The below diagram depicts the flow of data from the D365 environments to the Data Lake, the arrow indicating the direction of the flow. One arrow could be drawn between Dynamics 365 Finance & Operations and the Azure Link for Datavetse service, though one may choose to use only the Export to Data Lake add-in given that a data model based on the tables offers more flexibility (in the detriment of effort though). Data from other systems can be exported via pipelines to the Data Lake to provide an integrated and complete view of the business.

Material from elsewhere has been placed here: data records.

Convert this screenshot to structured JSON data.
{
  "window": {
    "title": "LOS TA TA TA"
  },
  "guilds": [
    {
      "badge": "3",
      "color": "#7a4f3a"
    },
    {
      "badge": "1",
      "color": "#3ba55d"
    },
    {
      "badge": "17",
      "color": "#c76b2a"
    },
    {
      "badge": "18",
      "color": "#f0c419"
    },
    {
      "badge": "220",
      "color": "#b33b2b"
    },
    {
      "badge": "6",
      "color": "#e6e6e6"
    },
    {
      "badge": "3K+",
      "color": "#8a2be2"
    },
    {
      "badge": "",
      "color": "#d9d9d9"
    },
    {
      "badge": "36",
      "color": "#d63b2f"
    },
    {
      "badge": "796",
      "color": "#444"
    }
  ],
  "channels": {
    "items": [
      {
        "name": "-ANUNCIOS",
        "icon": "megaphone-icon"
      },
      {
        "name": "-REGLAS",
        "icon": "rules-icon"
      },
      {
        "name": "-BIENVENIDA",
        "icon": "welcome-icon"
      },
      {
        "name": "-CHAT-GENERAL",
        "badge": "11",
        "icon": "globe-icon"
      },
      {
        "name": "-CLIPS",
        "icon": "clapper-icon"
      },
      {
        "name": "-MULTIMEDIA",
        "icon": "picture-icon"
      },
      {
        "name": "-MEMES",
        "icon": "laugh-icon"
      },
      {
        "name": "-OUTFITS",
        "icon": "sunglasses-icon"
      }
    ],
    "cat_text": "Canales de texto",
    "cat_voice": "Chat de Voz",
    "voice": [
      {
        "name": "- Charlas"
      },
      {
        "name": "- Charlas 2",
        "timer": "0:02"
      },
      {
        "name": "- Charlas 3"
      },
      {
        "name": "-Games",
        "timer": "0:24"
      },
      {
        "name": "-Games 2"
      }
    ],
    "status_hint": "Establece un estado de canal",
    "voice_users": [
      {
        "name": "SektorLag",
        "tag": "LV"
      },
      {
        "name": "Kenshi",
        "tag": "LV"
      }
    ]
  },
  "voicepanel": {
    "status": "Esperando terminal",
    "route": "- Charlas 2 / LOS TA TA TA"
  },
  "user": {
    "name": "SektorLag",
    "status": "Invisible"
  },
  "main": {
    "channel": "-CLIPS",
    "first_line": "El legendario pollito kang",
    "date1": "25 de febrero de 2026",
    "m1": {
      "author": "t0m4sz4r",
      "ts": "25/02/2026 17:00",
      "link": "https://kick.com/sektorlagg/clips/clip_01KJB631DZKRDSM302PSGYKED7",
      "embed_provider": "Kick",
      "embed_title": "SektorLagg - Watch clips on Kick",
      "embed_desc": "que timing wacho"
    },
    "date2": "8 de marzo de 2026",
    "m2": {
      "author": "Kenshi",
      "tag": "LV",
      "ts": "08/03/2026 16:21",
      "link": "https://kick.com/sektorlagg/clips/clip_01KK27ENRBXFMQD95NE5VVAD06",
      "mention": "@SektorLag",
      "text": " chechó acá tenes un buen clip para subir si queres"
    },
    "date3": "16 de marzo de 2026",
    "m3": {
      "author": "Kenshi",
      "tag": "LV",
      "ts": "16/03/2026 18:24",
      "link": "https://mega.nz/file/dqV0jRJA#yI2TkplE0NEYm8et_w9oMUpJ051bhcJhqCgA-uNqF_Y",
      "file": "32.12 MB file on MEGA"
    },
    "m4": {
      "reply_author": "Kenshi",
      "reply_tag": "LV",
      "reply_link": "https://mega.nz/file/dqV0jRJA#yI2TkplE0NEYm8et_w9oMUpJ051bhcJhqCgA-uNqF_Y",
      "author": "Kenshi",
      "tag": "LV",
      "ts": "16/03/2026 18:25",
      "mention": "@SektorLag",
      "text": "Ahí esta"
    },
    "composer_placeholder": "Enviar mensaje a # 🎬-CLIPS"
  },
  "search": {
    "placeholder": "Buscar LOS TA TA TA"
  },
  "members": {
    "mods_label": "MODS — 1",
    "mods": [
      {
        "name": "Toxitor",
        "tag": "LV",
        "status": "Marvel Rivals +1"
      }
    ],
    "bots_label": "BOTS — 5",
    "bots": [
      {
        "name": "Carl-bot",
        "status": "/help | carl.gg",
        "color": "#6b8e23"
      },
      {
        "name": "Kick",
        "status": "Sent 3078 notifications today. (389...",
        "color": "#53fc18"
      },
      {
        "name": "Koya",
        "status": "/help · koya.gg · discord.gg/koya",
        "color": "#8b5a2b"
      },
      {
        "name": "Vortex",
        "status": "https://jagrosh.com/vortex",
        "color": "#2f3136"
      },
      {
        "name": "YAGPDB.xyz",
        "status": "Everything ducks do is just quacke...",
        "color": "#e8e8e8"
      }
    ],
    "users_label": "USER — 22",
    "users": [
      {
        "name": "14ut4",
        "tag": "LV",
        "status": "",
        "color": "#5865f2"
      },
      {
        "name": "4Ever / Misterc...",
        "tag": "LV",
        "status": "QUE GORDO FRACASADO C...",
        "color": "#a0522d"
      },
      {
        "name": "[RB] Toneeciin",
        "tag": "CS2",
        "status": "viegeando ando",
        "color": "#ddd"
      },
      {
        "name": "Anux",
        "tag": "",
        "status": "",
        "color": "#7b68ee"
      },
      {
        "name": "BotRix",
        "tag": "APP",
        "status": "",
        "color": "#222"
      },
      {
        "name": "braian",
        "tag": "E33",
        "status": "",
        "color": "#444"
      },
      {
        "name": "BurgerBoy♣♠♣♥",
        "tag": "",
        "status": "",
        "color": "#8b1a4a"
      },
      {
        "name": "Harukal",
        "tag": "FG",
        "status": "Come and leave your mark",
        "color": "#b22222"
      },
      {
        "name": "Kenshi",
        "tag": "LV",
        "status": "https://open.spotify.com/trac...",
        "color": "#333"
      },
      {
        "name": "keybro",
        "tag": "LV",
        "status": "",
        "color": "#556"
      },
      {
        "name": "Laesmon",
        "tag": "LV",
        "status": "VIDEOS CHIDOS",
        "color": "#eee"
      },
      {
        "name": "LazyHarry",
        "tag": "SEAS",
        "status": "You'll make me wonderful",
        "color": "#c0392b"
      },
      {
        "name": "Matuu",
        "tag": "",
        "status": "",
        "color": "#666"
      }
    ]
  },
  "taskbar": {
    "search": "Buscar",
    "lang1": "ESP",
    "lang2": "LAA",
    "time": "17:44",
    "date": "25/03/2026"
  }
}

Serverless Data Lakehouse |
Once the data available in the Delta Lake, it can be consumed directly by standard and Power BI paginated reports, however building the data model will involve considerable effort and logic duplication between reports. Therefore, it makes sense to prepare the data upfront in the Data Lake, when possible, and here the serverless SQL pool can help building an enterprise data model. The former approach can still be used for rapid prototyping or data discovery.
The serverless SQL Server pool is a stateless SQL-based distributed data processing query service over Azure data lake for large-scale data and computational functions. Even if it doesn't support standard tables, it allows to make the data from the Data Lakes files available for processing via external tables, a mechanism that maps files' structure to an entity that can be queried like a normal view (though it supports only read operations).
Further on, the enterprise data model can be built like in a normal Data Warehouse via the supported objects
If further performance is needed, parts of the logic or the end-result can be exported to the Data Lake and here the Medallion Architecture should be considered when appropriate. Upon case, further processing might be needed to handle the limitations of the serverless SQL pool (e.g.flattening hierarchies, handling data quality issues).
One can go around the lack of standard table support needed especially for value mappings by storing the respective data as files and/or occasionally by misusing views, respectively by generating Spark tables via the Spark pool.
Note:
(*) Existing
customers have until 1-Nov-2024 to transition from Export to Data lake to
Synapse link. Microsoft advises new customers to use Synapse Link.